Lower courts dismissed the claim, in whole or in part, because they interpreted Section 510 as applying only to benefit rights which are capable of vesting. The Supreme Court took the case to resolve a conflict among the appellate courts regarding the scope of Section 510.

The Court ruled that Section 5 10 does not distinguish between benefits that vest and those that do not, so it reinstated the claims relating to welfare benefits as well. That ruling is unremarkable as it was consistent with the prevailing weight of prior decisions.

What makes this case significant is what the Supreme Court expressly left for lower courts to resolve. That is to what extent employers may consider benefits-related cost savings when making business decisions about matters such as outsourcing, subcontracting, downsizing and using leased employees or independent contractors, which involve the movement of jobs.

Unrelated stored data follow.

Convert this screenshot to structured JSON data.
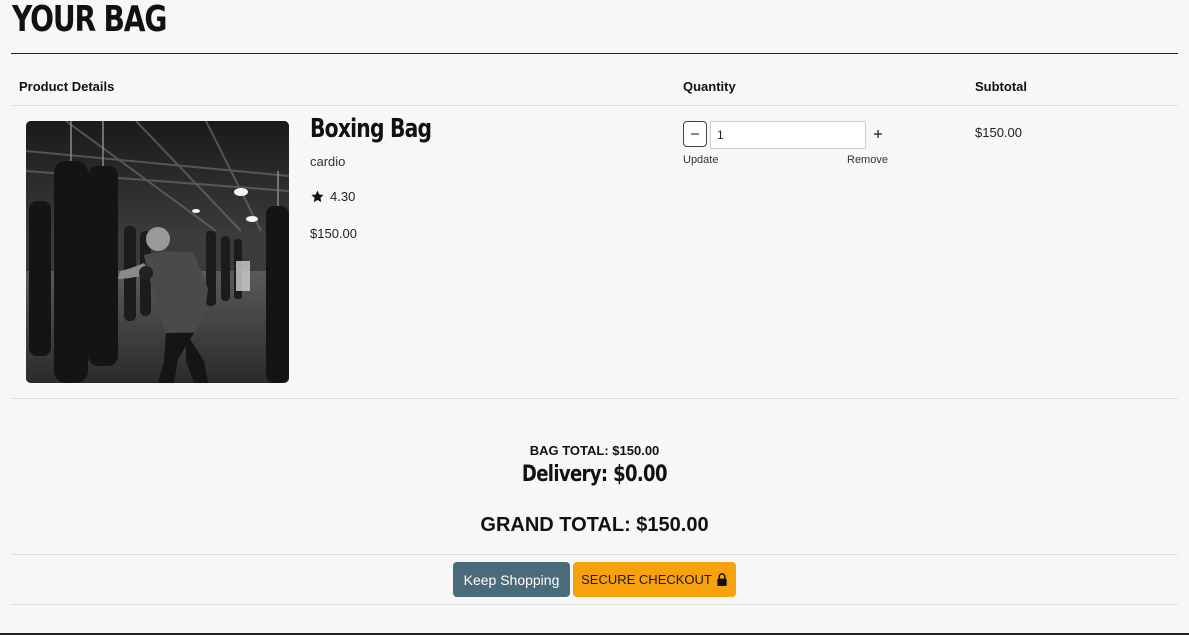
{
  "page": {
    "title": "YOUR BAG"
  },
  "table": {
    "headers": {
      "product": "Product Details",
      "quantity": "Quantity",
      "subtotal": "Subtotal"
    }
  },
  "item": {
    "name": "Boxing Bag",
    "category": "cardio",
    "rating": "4.30",
    "price": "$150.00",
    "quantity": "1",
    "update_label": "Update",
    "remove_label": "Remove",
    "subtotal": "$150.00",
    "image_icon": "boxing-gym-photo"
  },
  "totals": {
    "bag_total": "BAG TOTAL: $150.00",
    "delivery": "Delivery: $0.00",
    "grand_total": "GRAND TOTAL: $150.00"
  },
  "actions": {
    "keep_shopping": "Keep Shopping",
    "checkout": "SECURE CHECKOUT"
  },
  "colors": {
    "background": "#f7f8f5",
    "keep_shopping": "#4b6b7a",
    "checkout": "#f7a20d"
  }
}
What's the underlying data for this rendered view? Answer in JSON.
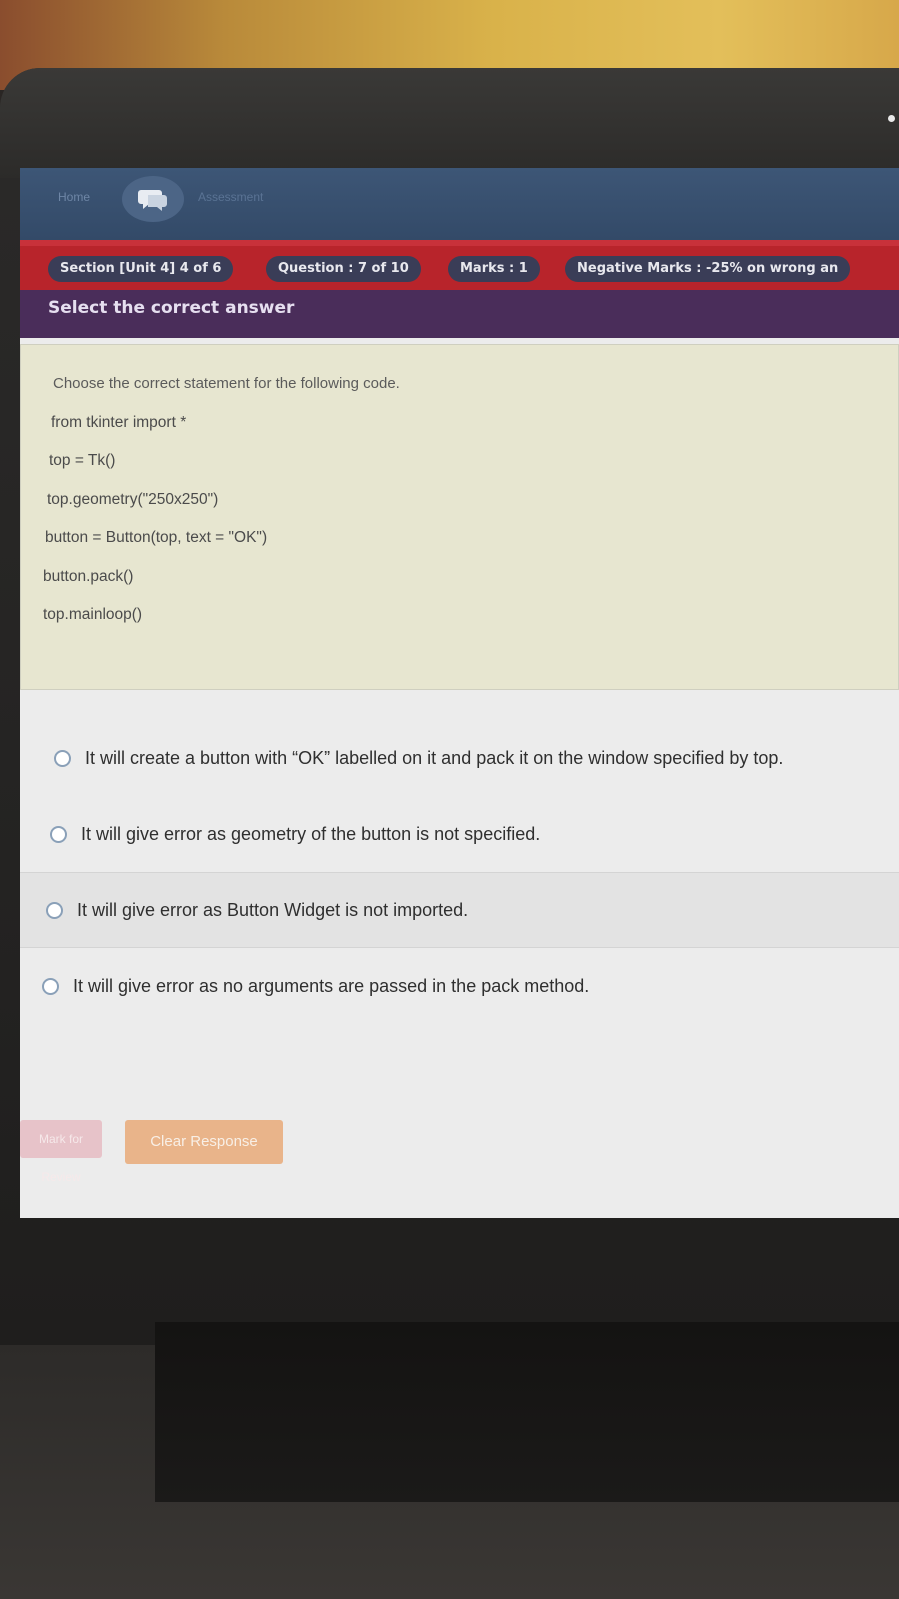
{
  "topbar": {
    "home_label": "Home",
    "faded_label": "Assessment"
  },
  "section_bar": {
    "section": "Section [Unit 4] 4 of 6",
    "question": "Question : 7 of 10",
    "marks": "Marks : 1",
    "negative": "Negative Marks : -25% on wrong an"
  },
  "instruction": "Select the correct answer",
  "question": {
    "prompt": "Choose the correct statement for the following code.",
    "code": [
      "from tkinter import *",
      "top = Tk()",
      "top.geometry(\"250x250\")",
      "button = Button(top, text = \"OK\")",
      "button.pack()",
      "top.mainloop()"
    ]
  },
  "options": [
    "It will create a button with “OK” labelled on it and pack it on the window specified by top.",
    "It will give error as geometry of the button is not specified.",
    "It will give error as Button Widget is not imported.",
    "It will give error as no arguments are passed in the pack method."
  ],
  "buttons": {
    "mark_label": "Mark for Review",
    "clear_label": "Clear Response"
  },
  "colors": {
    "section_bar": "#b8242b",
    "pill_bg": "#3a3d57",
    "instruction_bg": "#4a2d5a",
    "clear_button": "#e9b48a"
  }
}
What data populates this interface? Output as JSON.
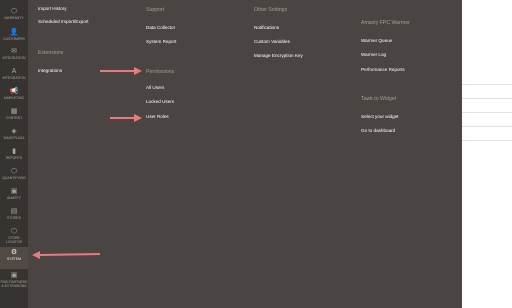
{
  "sidebar": {
    "items": [
      {
        "label": "WARRANTY",
        "icon": "hexagon-icon"
      },
      {
        "label": "CUSTOMERS",
        "icon": "user-icon"
      },
      {
        "label": "INTEGRATION",
        "icon": "integration-icon"
      },
      {
        "label": "INTEGRATION",
        "icon": "amazon-icon"
      },
      {
        "label": "MARKETING",
        "icon": "megaphone-icon"
      },
      {
        "label": "CONTENT",
        "icon": "content-icon"
      },
      {
        "label": "MAGEPLAZA",
        "icon": "mageplaza-icon"
      },
      {
        "label": "REPORTS",
        "icon": "reports-icon"
      },
      {
        "label": "QUANTIFYING",
        "icon": "quantifying-icon"
      },
      {
        "label": "AMASTY",
        "icon": "amasty-icon"
      },
      {
        "label": "STORES",
        "icon": "stores-icon"
      },
      {
        "label": "STORE LOCATOR",
        "icon": "store-locator-icon"
      },
      {
        "label": "SYSTEM",
        "icon": "gear-icon"
      },
      {
        "label": "FIND PARTNERS & EXTENSIONS",
        "icon": "partners-icon"
      }
    ]
  },
  "menu": {
    "col1": {
      "links": [
        "Import History",
        "Scheduled Import/Export"
      ],
      "section_title": "Extensions",
      "section_links": [
        "Integrations"
      ]
    },
    "col2": {
      "title": "Support",
      "links": [
        "Data Collector",
        "System Report"
      ],
      "section_title": "Permissions",
      "section_links": [
        "All Users",
        "Locked Users",
        "User Roles"
      ]
    },
    "col3": {
      "title": "Other Settings",
      "links": [
        "Notifications",
        "Custom Variables",
        "Manage Encryption Key"
      ]
    },
    "col4": {
      "title": "Amasty FPC Warmer",
      "links": [
        "Warmer Queue",
        "Warmer Log",
        "Performance Reports"
      ],
      "section_title": "Tawk.to Widget",
      "section_links": [
        "Select your widget",
        "Go to dashboard"
      ]
    }
  },
  "colors": {
    "sidebar_bg": "#373330",
    "panel_bg": "#4a4542",
    "arrow": "#e87a7a"
  }
}
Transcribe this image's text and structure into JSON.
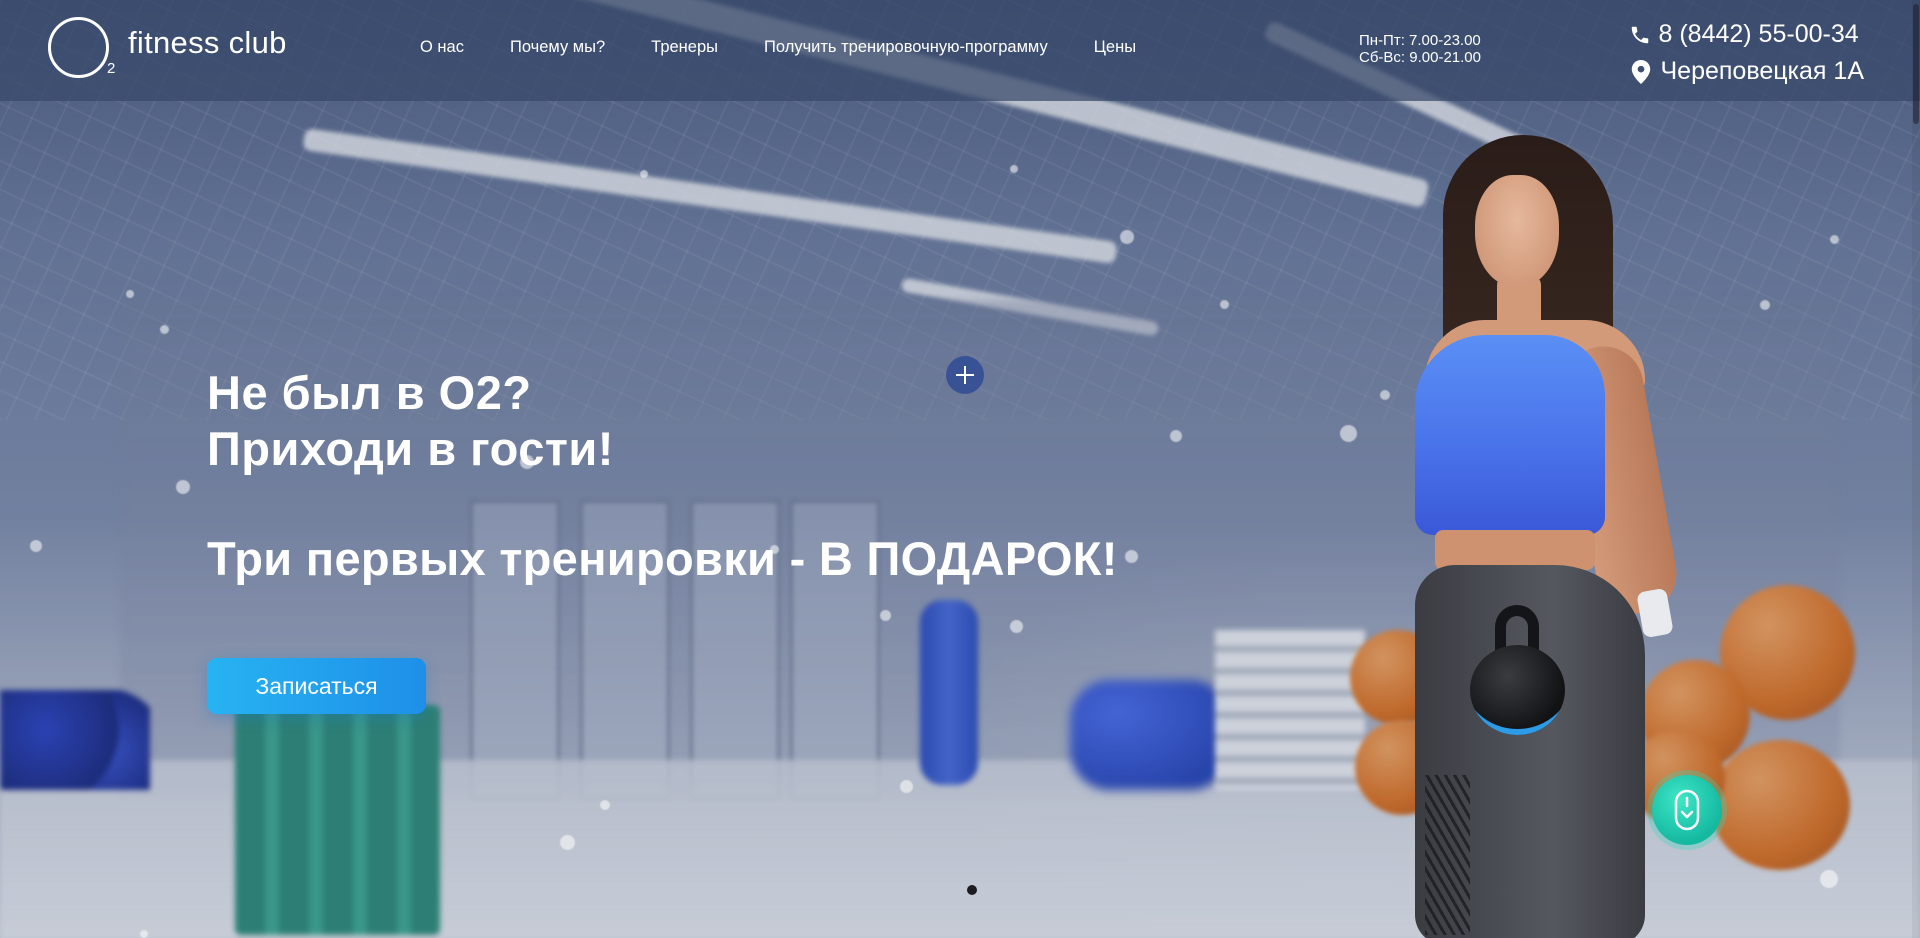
{
  "logo": {
    "sub": "2",
    "text": "fitness club"
  },
  "nav": {
    "items": [
      {
        "label": "О нас"
      },
      {
        "label": "Почему мы?"
      },
      {
        "label": "Тренеры"
      },
      {
        "label": "Получить тренировочную-программу"
      },
      {
        "label": "Цены"
      }
    ]
  },
  "hours": {
    "weekdays": "Пн-Пт: 7.00-23.00",
    "weekend": "Сб-Вс: 9.00-21.00"
  },
  "contacts": {
    "phone": "8 (8442) 55-00-34",
    "address": "Череповецкая 1А",
    "phone_icon": "phone-icon",
    "address_icon": "location-pin-icon"
  },
  "hero": {
    "line1": "Не был в О2?",
    "line2": "Приходи в гости!",
    "offer": "Три первых тренировки - В ПОДАРОК!",
    "cta_label": "Записаться"
  },
  "slider": {
    "active_index": 0,
    "count": 1
  },
  "colors": {
    "cta_gradient_start": "#27b3f2",
    "cta_gradient_end": "#1e8fe8",
    "header_bg": "#374869",
    "scroll_button": "#14b9a0"
  }
}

The Supreme Court recognized that, subject to collective bargaining or other contractual obligations, employers have an essentially unfettered right to amend or eliminate welfare benefits by following the plan's amendment procedures. Section 5 10 of ERISA is intended to counterbalance that employer flexibility, said the Court, by ensuring that employers do not circumvent promised plan benefits through eliminating or shifting jobs or other employer action, rather than by the direct process of formally amending its benefit plans. As a result, the focus of litigation in this area is expected to be on the extent to which an employer acted "for the purpose" of reducing its benefit costs and liabilities when making outsourcing or similar decisions that have the effect of reducing or eliminating any benefits provided for a particular job. To the extent that benefits costs are a factor in such decisions, employers could be at risk under ERISA.